Überdies erzählte man sich lange von Sulummar und den verzweifelten Versuchen ihrer Bewohner, die verfluchte Stadt zu verlassen, aber es war ihnen nicht möglich. Wenn sie die Grenze der Stadt erreichten, fanden sie sich augenblicklich am Brunnen wieder. All ihre Kinder wurden mit metallernen Masken geboren, die sie nicht abzunehmen vermochten, ohne zu sterben. Sie litten Hunger, denn sie konnten nur essen, was Fremde ihnen brachten, doch nur wenige Reisende verschlug es in die verfluchte Stadt – aus Angst, man würde angefallen.
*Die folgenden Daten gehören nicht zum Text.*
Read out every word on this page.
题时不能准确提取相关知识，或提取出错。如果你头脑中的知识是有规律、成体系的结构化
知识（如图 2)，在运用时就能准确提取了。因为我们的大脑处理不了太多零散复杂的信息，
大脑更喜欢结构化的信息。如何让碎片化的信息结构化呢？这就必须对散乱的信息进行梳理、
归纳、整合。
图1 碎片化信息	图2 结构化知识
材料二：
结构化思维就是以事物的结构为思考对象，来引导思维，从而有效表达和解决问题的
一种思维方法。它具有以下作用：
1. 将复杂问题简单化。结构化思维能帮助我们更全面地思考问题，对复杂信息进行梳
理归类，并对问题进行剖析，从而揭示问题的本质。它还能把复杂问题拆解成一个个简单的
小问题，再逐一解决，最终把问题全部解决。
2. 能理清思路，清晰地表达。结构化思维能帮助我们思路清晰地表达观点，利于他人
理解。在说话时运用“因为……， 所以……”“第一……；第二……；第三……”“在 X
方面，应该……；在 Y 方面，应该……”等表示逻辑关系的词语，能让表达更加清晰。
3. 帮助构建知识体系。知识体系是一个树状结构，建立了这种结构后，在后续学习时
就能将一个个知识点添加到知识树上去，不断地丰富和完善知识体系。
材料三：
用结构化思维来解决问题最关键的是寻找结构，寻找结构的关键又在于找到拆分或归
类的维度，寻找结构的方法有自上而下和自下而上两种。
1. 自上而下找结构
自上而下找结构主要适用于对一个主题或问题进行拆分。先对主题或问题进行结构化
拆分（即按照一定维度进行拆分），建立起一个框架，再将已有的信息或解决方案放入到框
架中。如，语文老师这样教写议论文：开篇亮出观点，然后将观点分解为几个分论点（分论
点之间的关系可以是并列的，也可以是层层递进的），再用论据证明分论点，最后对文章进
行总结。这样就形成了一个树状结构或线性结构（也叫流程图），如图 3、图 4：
Und in der Tat machte sich nach einigen Dekaden das Gerücht breit, die Verlorenen Essenzen ernährten sich von ihresgleichen oder Wanderern, die in die Stadt kämen. Von Anahdee sagte man sich, dass sie die Stadt verlassen, doch nach einigem Wege kehrtgemacht habe, um die Bewohner mit Speisen zu versorgen. Sie habe für den Rest ihres Lebens Nahrung nach Sulummar gebracht und wäre für alle Verfluchten wie eine Mutter gewesen. Irgendwann sei sie in der Steppe unter der Last ihres Gepäcks zusammengebrochen und gestorben. Wer aber je ihren Leichnam fände und darauf spucke, könne ihren Rucksack an sich nehmen und würde ewiglich aus ihm mit frischer Kost gespeist.